Famed for his performance on Black Ops titles, Bance has certainly found his feet alongside fellow submachine gunner Tobias “CleanX” Juul Jønnson to form a formidable partnership that few teams can contend with.
European Rosters Are No Longer A Gamble
There were points in the history of Call of Duty esports where the European region was unable to compete with North America, and since the inception of a more inclusive international structure, the quality of talent within Europe is more than capable of contending with the more established North American talents. The COVID-19 pandemic has certainly hindered the region in regards to being able to showcase their skills against the best North American teams, but if Europe was able to compete with them, many believe that Europe will come out on top.

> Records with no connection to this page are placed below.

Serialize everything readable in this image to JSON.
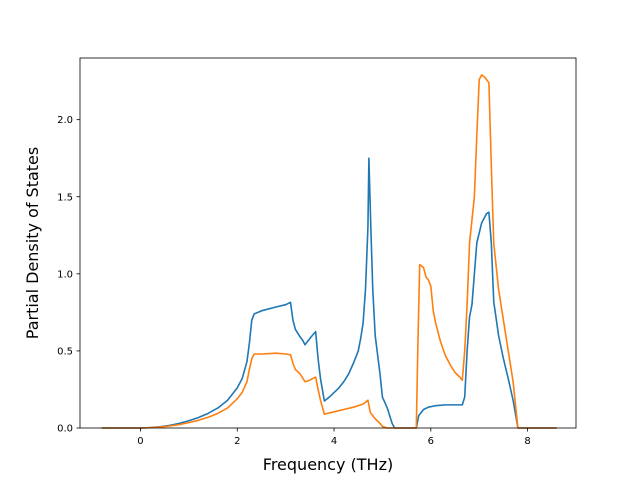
{
  "chart_data": {
    "type": "line",
    "title": "",
    "xlabel": "Frequency (THz)",
    "ylabel": "Partial Density of States",
    "xlim": [
      -1.25,
      9.0
    ],
    "ylim": [
      0.0,
      2.4
    ],
    "xticks": [
      0,
      2,
      4,
      6,
      8
    ],
    "xtick_labels": [
      "0",
      "2",
      "4",
      "6",
      "8"
    ],
    "yticks": [
      0.0,
      0.5,
      1.0,
      1.5,
      2.0
    ],
    "ytick_labels": [
      "0.0",
      "0.5",
      "1.0",
      "1.5",
      "2.0"
    ],
    "grid": false,
    "legend": "none",
    "series": [
      {
        "color": "#1f77b4",
        "points": [
          [
            -0.8,
            0.0
          ],
          [
            0.0,
            0.0
          ],
          [
            0.2,
            0.003
          ],
          [
            0.4,
            0.008
          ],
          [
            0.6,
            0.017
          ],
          [
            0.8,
            0.03
          ],
          [
            1.0,
            0.047
          ],
          [
            1.2,
            0.068
          ],
          [
            1.4,
            0.095
          ],
          [
            1.6,
            0.13
          ],
          [
            1.8,
            0.18
          ],
          [
            2.0,
            0.26
          ],
          [
            2.1,
            0.32
          ],
          [
            2.2,
            0.43
          ],
          [
            2.25,
            0.55
          ],
          [
            2.3,
            0.7
          ],
          [
            2.35,
            0.74
          ],
          [
            2.5,
            0.76
          ],
          [
            2.8,
            0.785
          ],
          [
            3.0,
            0.8
          ],
          [
            3.1,
            0.815
          ],
          [
            3.15,
            0.7
          ],
          [
            3.2,
            0.64
          ],
          [
            3.3,
            0.59
          ],
          [
            3.35,
            0.57
          ],
          [
            3.4,
            0.54
          ],
          [
            3.45,
            0.56
          ],
          [
            3.55,
            0.6
          ],
          [
            3.62,
            0.625
          ],
          [
            3.67,
            0.45
          ],
          [
            3.72,
            0.32
          ],
          [
            3.8,
            0.175
          ],
          [
            3.9,
            0.2
          ],
          [
            4.0,
            0.23
          ],
          [
            4.1,
            0.26
          ],
          [
            4.2,
            0.3
          ],
          [
            4.3,
            0.35
          ],
          [
            4.4,
            0.42
          ],
          [
            4.5,
            0.5
          ],
          [
            4.55,
            0.58
          ],
          [
            4.6,
            0.68
          ],
          [
            4.65,
            0.9
          ],
          [
            4.7,
            1.3
          ],
          [
            4.72,
            1.75
          ],
          [
            4.76,
            1.3
          ],
          [
            4.8,
            0.9
          ],
          [
            4.85,
            0.6
          ],
          [
            4.95,
            0.35
          ],
          [
            5.0,
            0.2
          ],
          [
            5.1,
            0.13
          ],
          [
            5.2,
            0.03
          ],
          [
            5.25,
            0.0
          ],
          [
            5.7,
            0.0
          ],
          [
            5.75,
            0.08
          ],
          [
            5.85,
            0.12
          ],
          [
            5.95,
            0.135
          ],
          [
            6.1,
            0.145
          ],
          [
            6.3,
            0.15
          ],
          [
            6.5,
            0.15
          ],
          [
            6.65,
            0.15
          ],
          [
            6.7,
            0.2
          ],
          [
            6.75,
            0.5
          ],
          [
            6.8,
            0.72
          ],
          [
            6.85,
            0.8
          ],
          [
            6.9,
            1.0
          ],
          [
            6.95,
            1.2
          ],
          [
            7.05,
            1.33
          ],
          [
            7.15,
            1.39
          ],
          [
            7.2,
            1.4
          ],
          [
            7.25,
            1.2
          ],
          [
            7.3,
            0.82
          ],
          [
            7.4,
            0.6
          ],
          [
            7.5,
            0.45
          ],
          [
            7.6,
            0.32
          ],
          [
            7.7,
            0.18
          ],
          [
            7.8,
            0.0
          ],
          [
            8.6,
            0.0
          ]
        ]
      },
      {
        "color": "#ff7f0e",
        "points": [
          [
            -0.8,
            0.0
          ],
          [
            0.0,
            0.0
          ],
          [
            0.2,
            0.002
          ],
          [
            0.4,
            0.006
          ],
          [
            0.6,
            0.013
          ],
          [
            0.8,
            0.022
          ],
          [
            1.0,
            0.035
          ],
          [
            1.2,
            0.05
          ],
          [
            1.4,
            0.07
          ],
          [
            1.6,
            0.095
          ],
          [
            1.8,
            0.13
          ],
          [
            2.0,
            0.19
          ],
          [
            2.1,
            0.23
          ],
          [
            2.2,
            0.3
          ],
          [
            2.25,
            0.38
          ],
          [
            2.3,
            0.45
          ],
          [
            2.35,
            0.48
          ],
          [
            2.5,
            0.48
          ],
          [
            2.8,
            0.485
          ],
          [
            3.0,
            0.48
          ],
          [
            3.1,
            0.475
          ],
          [
            3.15,
            0.42
          ],
          [
            3.2,
            0.38
          ],
          [
            3.3,
            0.35
          ],
          [
            3.4,
            0.3
          ],
          [
            3.5,
            0.31
          ],
          [
            3.55,
            0.32
          ],
          [
            3.62,
            0.33
          ],
          [
            3.67,
            0.25
          ],
          [
            3.72,
            0.18
          ],
          [
            3.8,
            0.09
          ],
          [
            4.0,
            0.105
          ],
          [
            4.2,
            0.12
          ],
          [
            4.4,
            0.135
          ],
          [
            4.6,
            0.155
          ],
          [
            4.7,
            0.18
          ],
          [
            4.75,
            0.1
          ],
          [
            4.85,
            0.06
          ],
          [
            4.95,
            0.03
          ],
          [
            5.0,
            0.01
          ],
          [
            5.1,
            0.0
          ],
          [
            5.7,
            0.0
          ],
          [
            5.73,
            0.5
          ],
          [
            5.77,
            1.06
          ],
          [
            5.85,
            1.04
          ],
          [
            5.9,
            0.98
          ],
          [
            5.95,
            0.96
          ],
          [
            6.0,
            0.92
          ],
          [
            6.05,
            0.76
          ],
          [
            6.1,
            0.68
          ],
          [
            6.2,
            0.56
          ],
          [
            6.3,
            0.47
          ],
          [
            6.4,
            0.41
          ],
          [
            6.5,
            0.36
          ],
          [
            6.6,
            0.33
          ],
          [
            6.65,
            0.31
          ],
          [
            6.7,
            0.5
          ],
          [
            6.75,
            0.8
          ],
          [
            6.8,
            1.2
          ],
          [
            6.9,
            1.5
          ],
          [
            6.95,
            1.9
          ],
          [
            7.0,
            2.26
          ],
          [
            7.05,
            2.29
          ],
          [
            7.1,
            2.28
          ],
          [
            7.2,
            2.24
          ],
          [
            7.25,
            1.7
          ],
          [
            7.3,
            1.2
          ],
          [
            7.4,
            0.9
          ],
          [
            7.5,
            0.7
          ],
          [
            7.6,
            0.5
          ],
          [
            7.7,
            0.3
          ],
          [
            7.75,
            0.15
          ],
          [
            7.8,
            0.0
          ],
          [
            8.6,
            0.0
          ]
        ]
      }
    ]
  }
}
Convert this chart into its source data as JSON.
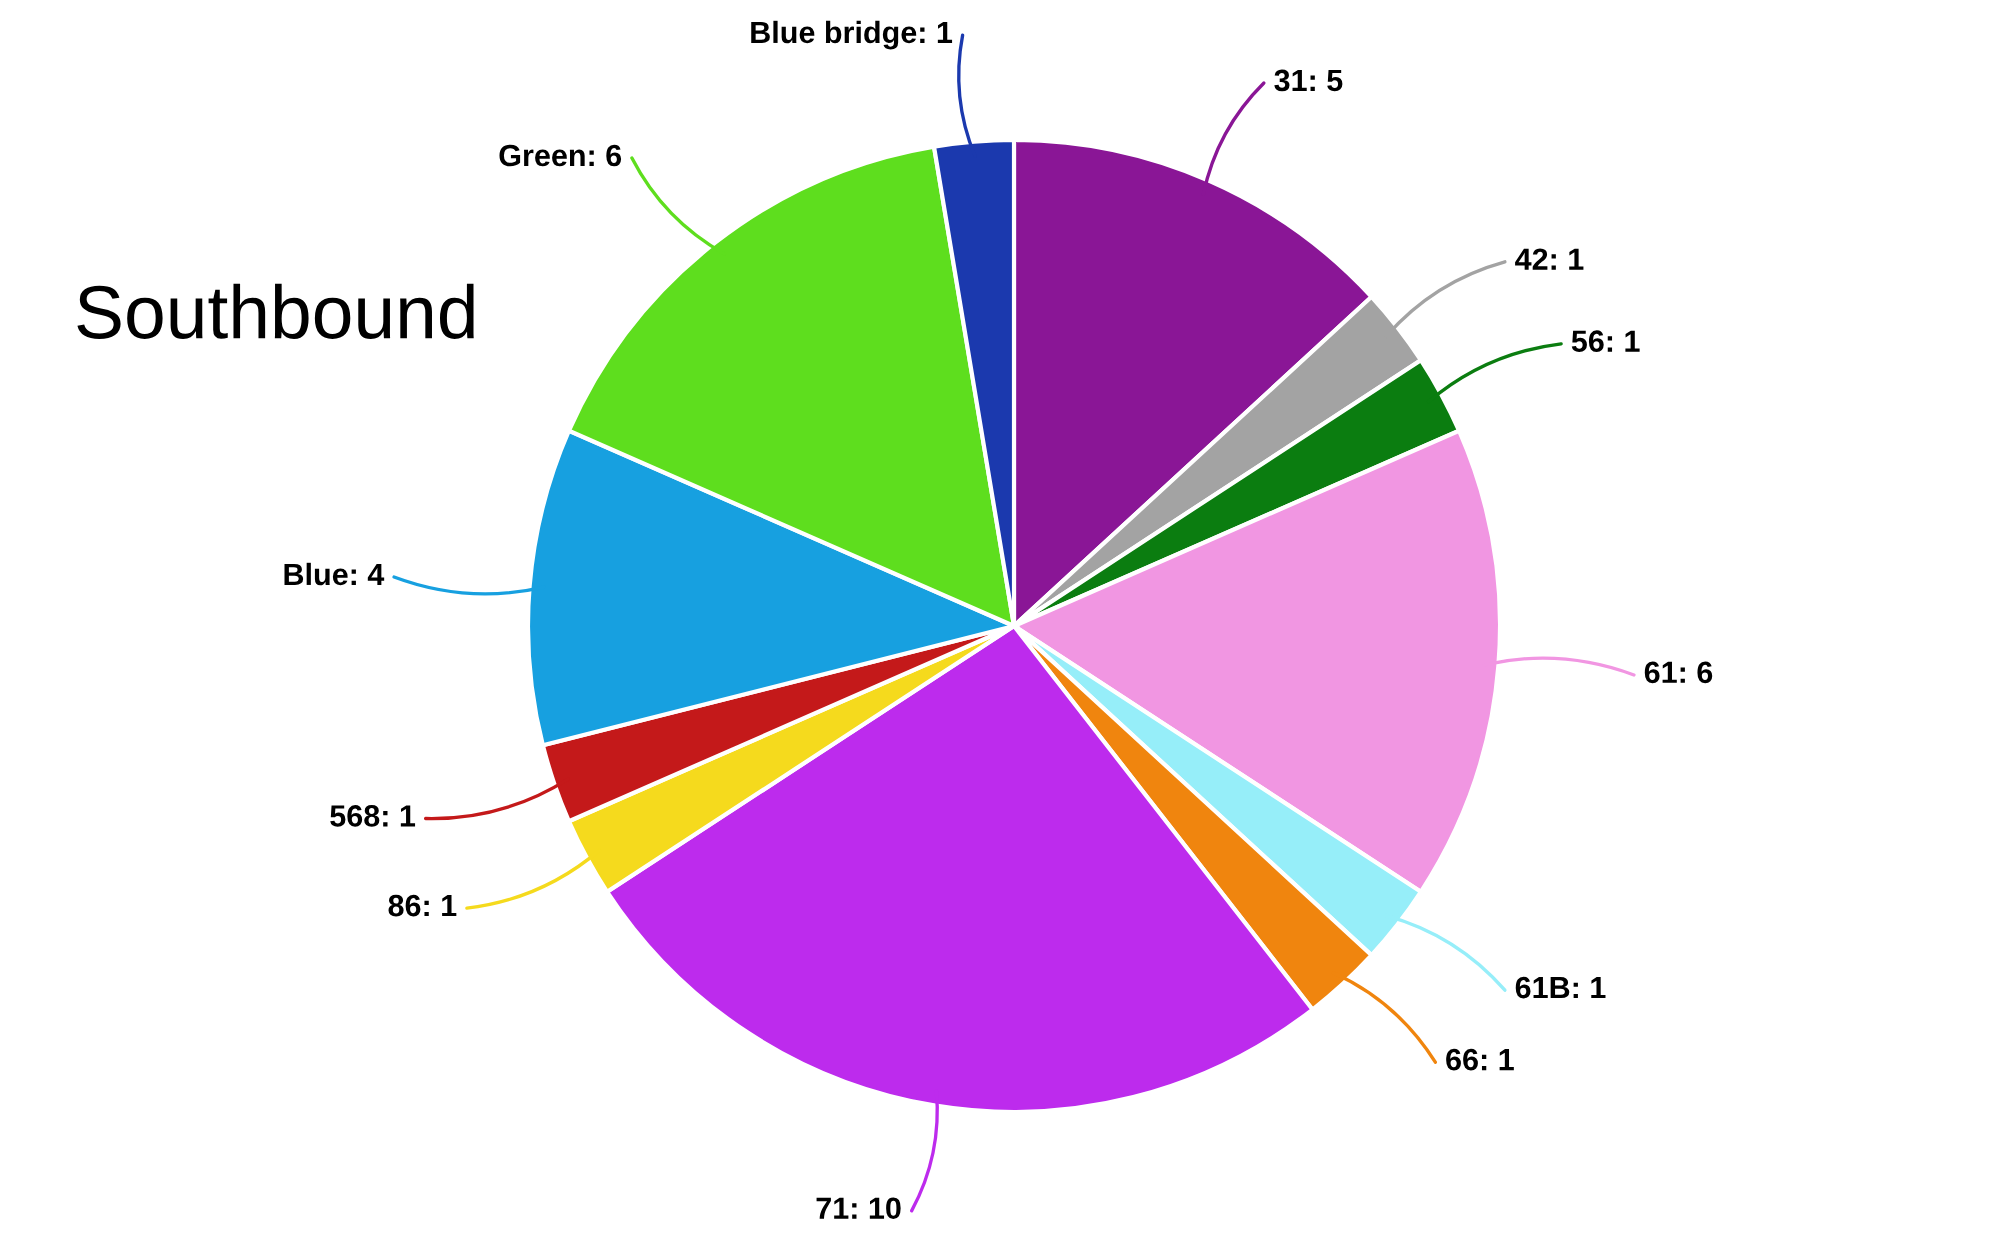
{
  "chart_data": {
    "type": "pie",
    "title": "Southbound",
    "categories": [
      "31: 5",
      "42: 1",
      "56: 1",
      "61: 6",
      "61B: 1",
      "66: 1",
      "71: 10",
      "86: 1",
      "568: 1",
      "Blue: 4",
      "Green: 6",
      "Blue bridge: 1"
    ],
    "values": [
      5,
      1,
      1,
      6,
      1,
      1,
      10,
      1,
      1,
      4,
      6,
      1
    ],
    "colors": [
      "#8a1696",
      "#a3a3a3",
      "#0b7d10",
      "#f196e2",
      "#96eef9",
      "#f0850e",
      "#bd2bed",
      "#f5da1d",
      "#c4191a",
      "#17a0e0",
      "#5ede1e",
      "#1b39ae"
    ]
  }
}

The acquisitions of Insight for Toronto and Paco “HyDra” Rusiewiez for the New York Subliners is a sign that franchises are willing to take on top European talent in favour of players making a name for themselves in amateur North American competition. As the Ultra come off the first European victory since 2017, there is a real feeling of optimism for a region that has almost always lived under the shadow of North America.
Despite many criticising MarkyB, it’s now very clear as to why he and Toronto wanted the likes of Insight in the starting four, and if the team can carry the momentum into the third Stage of 2021, there is every chance for the Ultra to defend its title later in the year.